In primis, l’uso crescente di mine antiuomo, ovvero di munizioni innestate nel terreno e pronte a esplodere per mezzo del contatto o prossimità di una persona o veicolo. Le mine possono essere piazzate ovunque, nei campi, lungo la strada, nella foresta, nel deserto, davanti a una scuola o un ospedale e gli effetti sono devastanti.
Tre vittime su quattro infatti sono civili, una su tre è un bambino; alcuni congegni infatti, come le bombe a grappolo e i “pappagalli verdi”, sono realizzati apposta con colori brillanti per sembrare giocattoli. Colpire una donna che va a prendere l’acqua, un ragazzo che fa la legna o un bambino che corre nel prato, non è un’azione militare, ma un crimine, che non ha nessuna giustificazione politica, difensiva o economica.
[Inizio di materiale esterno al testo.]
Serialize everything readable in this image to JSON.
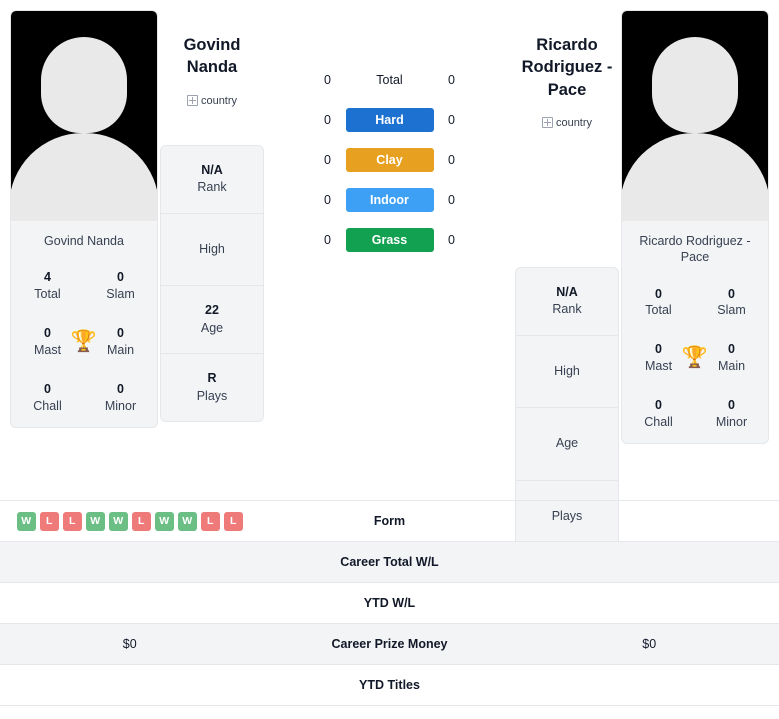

Va anche detto che i congegni a volte vengono azionati molti anni dopo la fine del conflitto e la loro presenza rappresenta un freno allo sviluppo dell’economia locale. Le attività agricole vengono infatti limitate alla produzione del necessario per la sussistenza e l’irrigazione è ostacolata. Spesso inoltre a cadere nella trappola sono i contadini, di cui la mina causa la morte o l’invalidità permanente, privandoli degli arti, della vista o dell’udito e costringendo i loro figli ancora piccoli ad abbandonare gli studi per sostituirli nella cura dei campi, con la prospettiva di finire un giorno o l’altro allo stesso modo.
Produrre una mina costa pochissimo, meno di tre dollari, ma i danni al tessuto umano e sociale sono enormi e difficilmente si rimargineranno nel breve periodo. Per combatterne la diffusione, le Nazioni Unite hanno istituito quattordici diversi dipartimenti e l’agenzia specializzata UNMAS e dal 1997 celebrano il 4 aprile di ogni anno la Giornata Mondiale per la promozione e l’assistenza all’Azione contro le mine. A ciò si aggiungono numerose iniziative promosse dalla società civile, come quella del colombiano Juan Pablo Salazar. Il suo Paese infatti è, dopo l’Afghanistan, quello con il più alto numero di cittadini mutilati o uccisi dalle mine. Le stime ufficiali parlano di circa diecimila persone, quelle ufficiose di molte di più. In compagnia della sua sedia a rotelle, Salazar ha fatto molta strada, diventando Presidente del Comitato Paraolimpico Colombiano e candidandosi al Senato con un progetto volto all’eliminazione delle barriere architettoniche e alla costruzione di una società inclusiva. In occasione del 4 aprile ha lanciato la campagna Presta tu pierna (presta la tua gamba), una sorta di flash mob in cui ciascuna persona dovrà arrotolarsi simbolicamente un pantalone all’altezza del ginocchio, per chiedere la smilitarizzazione della Colombia e del mondo.
«So che rimboccarci i pantaloni non servirà a impedire alle persone di cadere ancora vittime delle mine, ma servirà a farle sentire meno sole e a far capire ai guerriglieri che noi vogliamo voltare pagina e scrivere per il Paese una nuova storia di pace e riconciliazione» spiega Salazar.
Ciò nella convinzione che in pieno ventunesimo secolo le disabilità vadano combattute attraverso la ricerca e l’impegno civile e non create a causa della stupidità umana. Perciò caro lettore, se ti va il 4 aprile, presta simbolicamente la tua gamba a chi la sua l’ha perduta al modico prezzo di tre dollari!